Nesse contexto, a forma como construímos nossos portfólios de investimento se torna ainda mais crucial. A estratégia deve incluir:
- Priorizar a qualidade: Buscar investimentos de alta qualidade em todas as classes de ativos.
- Foco em dividendos e renda: Investir em empresas que pagam bons dividendos e geram renda estável.
- Gestão ativa: Dar preferência a fundos e gestores que buscam ativamente as melhores oportunidades, em vez de apenas seguir índices de mercado.
- Setores estratégicos: Considerar investimentos em áreas como defesa/segurança cibernética, commodities (matérias-primas) e setores que se beneficiam da inflação.
- Tecnologia e inovação: Manter investimentos em empresas líderes em tecnologia e inovação.
- Preferência por ações americanas: Continuar vendo as ações dos EUA como uma opção mais atraente em comparação com outros mercados globais.
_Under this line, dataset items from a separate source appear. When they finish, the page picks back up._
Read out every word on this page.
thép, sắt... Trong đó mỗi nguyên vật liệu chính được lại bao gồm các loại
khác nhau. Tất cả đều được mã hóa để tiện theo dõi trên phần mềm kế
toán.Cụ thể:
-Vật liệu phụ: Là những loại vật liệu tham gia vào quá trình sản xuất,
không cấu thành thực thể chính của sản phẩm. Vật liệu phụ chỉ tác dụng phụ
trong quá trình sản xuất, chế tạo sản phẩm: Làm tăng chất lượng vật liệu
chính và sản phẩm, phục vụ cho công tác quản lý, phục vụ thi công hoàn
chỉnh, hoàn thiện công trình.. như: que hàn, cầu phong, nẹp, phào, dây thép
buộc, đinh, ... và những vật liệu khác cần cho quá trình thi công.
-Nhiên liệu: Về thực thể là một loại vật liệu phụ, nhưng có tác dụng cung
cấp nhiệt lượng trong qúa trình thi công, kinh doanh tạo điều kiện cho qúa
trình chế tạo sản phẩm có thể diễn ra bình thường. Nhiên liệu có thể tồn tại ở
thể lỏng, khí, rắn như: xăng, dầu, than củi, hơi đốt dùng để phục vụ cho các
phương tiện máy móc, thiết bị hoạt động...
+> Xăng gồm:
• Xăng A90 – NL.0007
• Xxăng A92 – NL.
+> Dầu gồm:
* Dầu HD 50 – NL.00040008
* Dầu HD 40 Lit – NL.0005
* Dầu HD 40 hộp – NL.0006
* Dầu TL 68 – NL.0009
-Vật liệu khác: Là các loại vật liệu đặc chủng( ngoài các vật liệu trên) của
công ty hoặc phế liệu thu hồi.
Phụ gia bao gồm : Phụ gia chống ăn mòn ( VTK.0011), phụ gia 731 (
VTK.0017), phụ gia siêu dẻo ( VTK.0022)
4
- Cautela com mercados emergentes e Europa: Manter uma postura neutra em relação a mercados emergentes devido à incerteza no sistema de comércio global e também em relação à Europa, por motivos detalhados em outra análise.
Em resumo, em tempos de incerteza, a história nos ensina que a calma e a disciplina nos investimentos tendem a ser recompensadoras no longo prazo. Adaptar as estratégias para o novo cenário global é fundamental para proteger e fazer crescer o patrimônio.